Armed with these calculations, we may set out to calculate for our pleasure Φ4. Due to the heuristic we use in defining the fi for things "lifted" from the generators we've defined above, we shall discard anything except for xyxy and yxyx from study; all other cases will just give the relations we use in calculating f2 or f3 from the cases we've calculated.

Thus, we'll be interested in
$$\Phi_4(x,y,x,y)=f_1(x)f_3(y,x,y)+f_2(x,y)f_2(x,y)+f_3(x,y,x)f_1(y)$$
and
$$\Phi_4(y,x,y,x)=f_1(y)f_3(x,y,x)+f_2(y,x)f_2(y,x)+f_3(y,x,y)f_1(x)$$
and thus we can, by using the already calculated matrices and a CAS (I use Magma right now) just calculate the matrices.

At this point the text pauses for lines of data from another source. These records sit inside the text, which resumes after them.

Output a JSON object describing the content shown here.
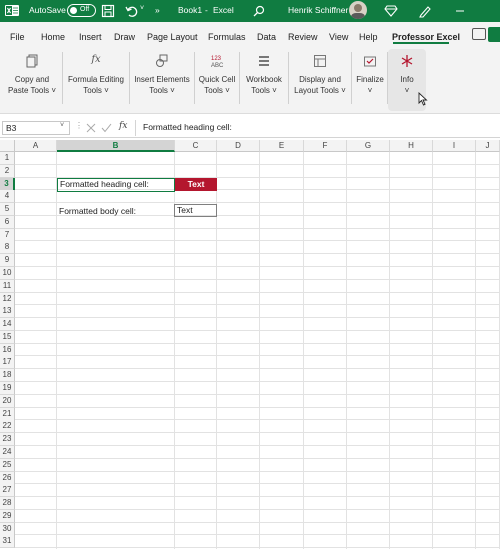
{
  "titlebar": {
    "autosave_label": "AutoSave",
    "autosave_state": "Off",
    "more_label": "»",
    "book_title": "Book1",
    "separator": "-",
    "app_name": "Excel",
    "user_name": "Henrik Schiffner",
    "background_color": "#107c41"
  },
  "menu": {
    "tabs": [
      "File",
      "Home",
      "Insert",
      "Draw",
      "Page Layout",
      "Formulas",
      "Data",
      "Review",
      "View",
      "Help",
      "Professor Excel"
    ],
    "active_tab": "Professor Excel"
  },
  "ribbon": {
    "groups": [
      {
        "line1": "Copy and",
        "line2": "Paste Tools ˅",
        "icon": "copy-icon"
      },
      {
        "line1": "Formula Editing",
        "line2": "Tools ˅",
        "icon": "fx-icon"
      },
      {
        "line1": "Insert Elements",
        "line2": "Tools ˅",
        "icon": "shapes-icon"
      },
      {
        "line1": "Quick Cell",
        "line2": "Tools ˅",
        "icon": "number-format-icon"
      },
      {
        "line1": "Workbook",
        "line2": "Tools ˅",
        "icon": "workbook-icon"
      },
      {
        "line1": "Display and",
        "line2": "Layout Tools ˅",
        "icon": "layout-icon"
      },
      {
        "line1": "Finalize",
        "line2": "˅",
        "icon": "finalize-icon"
      },
      {
        "line1": "Info",
        "line2": "˅",
        "icon": "info-icon"
      }
    ]
  },
  "formula_bar": {
    "name_box": "B3",
    "fx_label": "fx",
    "content": "Formatted heading cell:"
  },
  "sheet": {
    "columns": [
      "A",
      "B",
      "C",
      "D",
      "E",
      "F",
      "G",
      "H",
      "I",
      "J"
    ],
    "rows": [
      "1",
      "2",
      "3",
      "4",
      "5",
      "6",
      "7",
      "8",
      "9",
      "10",
      "11",
      "12",
      "13",
      "14",
      "15",
      "16",
      "17",
      "18",
      "19",
      "20",
      "21",
      "22",
      "23",
      "24",
      "25",
      "26",
      "27",
      "28",
      "29",
      "30",
      "31"
    ],
    "selected_column": "B",
    "selected_row": "3",
    "cells": {
      "b3": "Formatted heading cell:",
      "c3": "Text",
      "b5": "Formatted body cell:",
      "c5": "Text"
    },
    "heading_fill_color": "#b4162e",
    "accent_color": "#107c41"
  }
}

In both these cases we get the same thing: the matrices
$$\begin{pmatrix}0&0&1\end{pmatrix}$$
$$\begin{pmatrix}0&0&1&0\\0&0&0&1\end{pmatrix}$$
$$\begin{pmatrix}0&0&1&0&0\\0&0&0&1&0\\0&0&0&0&1\end{pmatrix}$$
and so on; which are precisely the matrices we chose for our $$f_1(z)$$.

Thus, we'll set m4(x,y,x,y)=m:sub:4(y,x,y,x)=z and f4=0, and stop calculating right here.